I found this, but still wondering what "signal" would come out of the ECU to indicate the car is running lean…would it be earth, or open circuit? Or ? I wouldn't think the Turbo+ control module would be looking at a frequency…I assume it would just kick off if it detects a lean signal.
- Next to the idle speed test point pigtail is a green and white pigtail. This is your carbon monoxide or mixture test point, which measures the oxygen sensor output. Using Volvo special tool part #9995280 (approx. $35) plug one end of the test LED to the fender well connector and the red connector to the positive terminal of the battery. A logic probe can be used in place of the Volvo special tool or if you are handy build the circuit below. Remove the tamper proof plug from the air mass meter by drilling two 1/8" holes in the plug about 3/16" deep and removing the plug with needle nose pliers or snap ring pliers. This will reveal the mixture adjusting screw. Adjust the AMM until the LED on the tester blinks on and off at equal intervals. Congratulations! You have just set your engine's base idle specs. Note: when the tester LED is off it represents a lean mixture, when it is on the mixture is rich.
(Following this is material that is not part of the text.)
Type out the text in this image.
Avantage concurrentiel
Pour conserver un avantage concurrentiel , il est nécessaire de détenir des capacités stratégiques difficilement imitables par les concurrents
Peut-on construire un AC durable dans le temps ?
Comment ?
LH 2.1 & 2.2 Notes. [Art Benstein/John Sargent] The LED adjustment procedure presumes everything affecting mixture is in the ball park to begin with. Stuff like vacuum leaks, fuel pressure, injectors will throw the mixture off more than that pot (screw adjustment) will correct. If the O2 sensor isn't working, e.g. clogged with soot from rich running, the LED test point will not switch. It is actually monitoring the output of the first circuit inside the ECU that handles the O2 sensor signal, so the flashing indicates the switching between lean and rich that occurs while the ECU is maintaining the correct mixture. Because AMMs are slightly different in response, an adjustment is given on the AMM to adjust the ECU to match it up until LH2.4 when the ECU became automatically adaptable to the slight variations in sensor output. A better procedure to use in replacing AMMs would have you measuring the voltage on the yellow lead (LH2.2) before you adjust or disconnect the old one. Then you could at least put the pot back where it was if needed or set the new one to the same value before installing it. You could measure the resistance, but it is much easier to backprobe the voltage as you set the pot-- it varies from zero to about 2.7V-- then you don't need to guess where you ran out of adjustment. The ends are very hard to feel. Turning the AMM adjustment screw CounterClockWise gives a lean mixture, so turning the screw ClockWise gives a rich mixture. The mixture setting method using the LED tool gives a slightly lean mixture compared to the more accurate exhaust gas analyzer probe. Turn the AMM adjustment screw 2-3 turns CW (rich) to put the mixture adjustment in the right range.
Instead of using the test port, you can put a multimeter (with minimum impedance of 10 megohm for digital units) on the O2 sensor output. You should get an oscilliting voltage from about 0.1 to 0.9 volts. If your O2 sensor is generating a fairly even duty cycle between .1 and .9V, the system is in closed loop and the mixture is correct. The test point, if you are on it (pin 22 on the -544 ECU) is an open collector output protected by a 511 ohm series resistor-- pretty hard to damage externally. You don't really need the 750 ohm resistor, and its value certainly isn't critical to the function; just protects the LED if you drop the ECU end of the probe on a ground. The LED just shows you what the ECU sees as crossings of stoich point (which you will see graphically if youI use a 'scope on the oxygen sensor lead and set the crossing for 450 mv) with a set of comparators a bit on either side of that midpoint. That having been said, it can take more than a few turns on the AMM pot screw to adjust it, and some just won't adjust no matter what.